Kami mengawali perjalanan ini dari Stasiun BNI City/Sudirman Baru. Hujan masih membasahi Jakarta ketika taksi berangkat dari rumah. Stasiun BNI City awalnya hanya untuk kereta ke Bandara Soekata. Tapi kemudian digunakan juga untuk KRLeh Commuter train yang melintas dari Kampung Bandan, Angke ke arah Bekasi, Cikarang. Suasana sangat sepi ketika kami mencapai peron di bawah, hanya ada pak sekuriti. Sekitar satu jam kami sampai stasiun Cikarang. Sekarang ini semua stasiun di Jakarta, eh Jabodetabek, hampir sama semua arsitekturnya. Untung kami tidak mepet waktu untuk melanjutkan perjalanan dari stasiun Cikarang. 

Perjalanan dari Cikarang dengan Kereta Walahar Express. Dalam aplikasi KAI Access, kereta ini masuk kategori ‘kereta lokal’. Ongkos kereta Rp 4.000,- per orang per perjalanan Cikarang-Purwakarta yang ditempuh selama 2jam-an.

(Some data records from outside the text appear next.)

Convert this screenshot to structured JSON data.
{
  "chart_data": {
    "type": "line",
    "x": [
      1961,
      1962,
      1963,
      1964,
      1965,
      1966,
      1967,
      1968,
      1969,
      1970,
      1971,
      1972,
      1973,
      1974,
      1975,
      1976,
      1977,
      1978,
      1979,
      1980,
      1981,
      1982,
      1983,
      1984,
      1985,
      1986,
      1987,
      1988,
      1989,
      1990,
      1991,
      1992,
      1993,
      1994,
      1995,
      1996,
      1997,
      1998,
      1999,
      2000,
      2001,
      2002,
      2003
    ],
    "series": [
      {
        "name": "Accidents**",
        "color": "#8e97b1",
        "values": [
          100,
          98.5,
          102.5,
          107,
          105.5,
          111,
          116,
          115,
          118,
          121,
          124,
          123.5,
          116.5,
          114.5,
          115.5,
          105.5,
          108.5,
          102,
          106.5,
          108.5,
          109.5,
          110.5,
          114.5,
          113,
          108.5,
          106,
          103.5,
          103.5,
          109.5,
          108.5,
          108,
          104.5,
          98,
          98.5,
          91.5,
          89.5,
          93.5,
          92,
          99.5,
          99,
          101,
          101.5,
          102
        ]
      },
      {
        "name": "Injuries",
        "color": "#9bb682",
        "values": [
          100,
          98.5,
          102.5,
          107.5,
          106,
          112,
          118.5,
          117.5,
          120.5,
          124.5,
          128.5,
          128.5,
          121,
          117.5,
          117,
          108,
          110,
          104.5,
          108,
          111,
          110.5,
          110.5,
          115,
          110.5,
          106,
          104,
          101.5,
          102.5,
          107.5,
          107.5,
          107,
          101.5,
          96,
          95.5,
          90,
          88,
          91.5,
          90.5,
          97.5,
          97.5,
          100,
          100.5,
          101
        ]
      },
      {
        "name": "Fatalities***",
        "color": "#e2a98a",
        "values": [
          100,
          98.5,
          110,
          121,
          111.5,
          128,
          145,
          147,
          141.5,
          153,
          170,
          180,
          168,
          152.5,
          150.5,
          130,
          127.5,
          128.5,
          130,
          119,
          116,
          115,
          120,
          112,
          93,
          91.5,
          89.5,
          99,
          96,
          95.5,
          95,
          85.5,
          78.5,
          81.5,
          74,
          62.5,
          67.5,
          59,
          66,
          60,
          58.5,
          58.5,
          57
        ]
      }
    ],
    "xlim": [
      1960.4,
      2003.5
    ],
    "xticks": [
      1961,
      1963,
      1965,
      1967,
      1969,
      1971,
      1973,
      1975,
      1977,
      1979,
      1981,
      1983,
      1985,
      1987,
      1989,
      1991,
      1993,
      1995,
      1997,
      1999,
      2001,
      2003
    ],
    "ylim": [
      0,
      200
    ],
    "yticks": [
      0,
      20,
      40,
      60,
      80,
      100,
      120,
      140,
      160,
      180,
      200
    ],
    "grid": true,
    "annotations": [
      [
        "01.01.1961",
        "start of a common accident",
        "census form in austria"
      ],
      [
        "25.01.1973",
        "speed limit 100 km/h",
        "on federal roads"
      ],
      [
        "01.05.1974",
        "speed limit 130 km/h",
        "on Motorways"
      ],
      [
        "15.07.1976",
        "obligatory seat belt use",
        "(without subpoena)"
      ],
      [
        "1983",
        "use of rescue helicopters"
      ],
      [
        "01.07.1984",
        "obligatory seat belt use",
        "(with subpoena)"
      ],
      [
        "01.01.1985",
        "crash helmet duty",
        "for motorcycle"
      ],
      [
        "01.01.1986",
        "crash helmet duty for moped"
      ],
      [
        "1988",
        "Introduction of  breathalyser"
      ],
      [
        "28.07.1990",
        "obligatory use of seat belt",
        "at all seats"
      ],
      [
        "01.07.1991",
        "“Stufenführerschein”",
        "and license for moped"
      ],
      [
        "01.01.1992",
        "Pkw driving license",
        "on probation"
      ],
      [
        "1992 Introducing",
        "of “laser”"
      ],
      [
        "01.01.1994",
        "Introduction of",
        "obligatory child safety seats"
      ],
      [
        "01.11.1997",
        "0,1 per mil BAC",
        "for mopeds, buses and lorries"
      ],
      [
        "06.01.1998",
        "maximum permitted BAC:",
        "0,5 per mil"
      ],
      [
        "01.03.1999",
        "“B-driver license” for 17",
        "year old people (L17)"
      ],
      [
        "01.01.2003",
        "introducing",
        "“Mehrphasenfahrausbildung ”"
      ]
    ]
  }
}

Rangkaian kereta yang kami naiki 7 gerbong. Dilengkapi WC jongkok dan duduk. Bagiku yang sudah OA lututnya, ada WC duduk sangat membuat lega.  Kami duduk di kereta paling belakang, dengan harapan tak terlalu banyak orang. Tempat duduknya masih kereta zaman dulu, ada yang untuk 4 orang dan 6 orang. Bukan seperti kereta eksekutif. Ada AC split. Sedang asyiknya kami mencermati kereta, tiba-tiba datang pak sekuriti meminta kami pindah dari gerbong karena rombong anak unyit-unyit (TK) dan ibu-ibunya akan menempati gerbong itu. Terpaksalah kami angkat pantat dari situ. Perpindahan kami juga seru, bertabrakan dengan anak-anak kecil dan ibu-ibu itu. 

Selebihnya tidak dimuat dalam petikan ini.